If the problem is isolated to one specific Wi-Fi network rather than affecting Wi-Fi generally (it connects and drops repeatedly at home, but behaves normally elsewhere), removing that specific network from the known-networks list and rejoining it fresh, entering the password again rather than relying on a stored keychain entry, clears out network-specific stored configuration and security handshake state that can occasionally become stale for one particular network without affecting Wi-Fi behavior elsewhere:

System Settings > Network > Wi-Fi > Advanced/Details > select the specific network > "-" to remove it

Resetting the system-level network configuration files directly

For persistent problems that survive the steps above, several underlying system network configuration files can be reset directly, which is a more thorough step than the GUI-level location/service changes:

sudo rm /Library/Preferences/SystemConfiguration/com.apple.airport.preferences.plist
sudo rm /Library/Preferences/SystemConfiguration/com.apple.network.identification.plist
sudo rm /Library/Preferences/SystemConfiguration/NetworkInterfaces.plist

A restart is required afterward, at which point macOS regenerates each of these files fresh, rebuilding its entire understanding of network interfaces and known Wi-Fi configuration from scratch — this is a genuinely more disruptive reset (any custom network interface configuration is cleared, not just the specific problem you’re chasing), which is exactly why it’s positioned as a later step rather than a first response.

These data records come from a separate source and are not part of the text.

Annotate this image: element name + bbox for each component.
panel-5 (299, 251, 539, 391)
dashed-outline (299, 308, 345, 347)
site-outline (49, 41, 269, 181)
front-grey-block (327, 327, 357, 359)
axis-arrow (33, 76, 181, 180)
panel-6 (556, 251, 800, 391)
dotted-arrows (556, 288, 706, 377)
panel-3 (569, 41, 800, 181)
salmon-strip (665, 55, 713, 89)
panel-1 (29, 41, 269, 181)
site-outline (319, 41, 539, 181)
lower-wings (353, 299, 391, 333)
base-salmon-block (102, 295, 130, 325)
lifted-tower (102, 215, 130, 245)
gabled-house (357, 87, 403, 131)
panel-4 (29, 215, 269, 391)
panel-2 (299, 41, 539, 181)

Checking for a specific, known incompatibility with your router

Occasionally a macOS update changes specific Wi-Fi protocol behavior (a stricter interpretation of a particular 802.11 feature, different roaming or power-save behavior) in a way that exposes a genuine incompatibility with a specific router or access point model’s firmware — checking the router manufacturer’s support resources for known issues with the current macOS version, and updating the router’s own firmware if an update is available, is worth doing if the steps above don’t resolve the problem, since this class of issue isn’t fixable from the Mac’s side at all if the actual incompatibility lives in the router’s firmware.

Why working through configuration resets before assuming hardware failure makes sense

Actual Wi-Fi hardware failures introduced by a software update are extremely rare — the antenna and radio hardware itself doesn’t change when the OS updates. The overwhelmingly more common cause is exactly the kind of stale or inconsistent configuration state described above, which is why working through these resets systematically, rather than assuming a hardware problem or reflexively booking a repair appointment, resolves the large majority of post-update Wi-Fi complaints.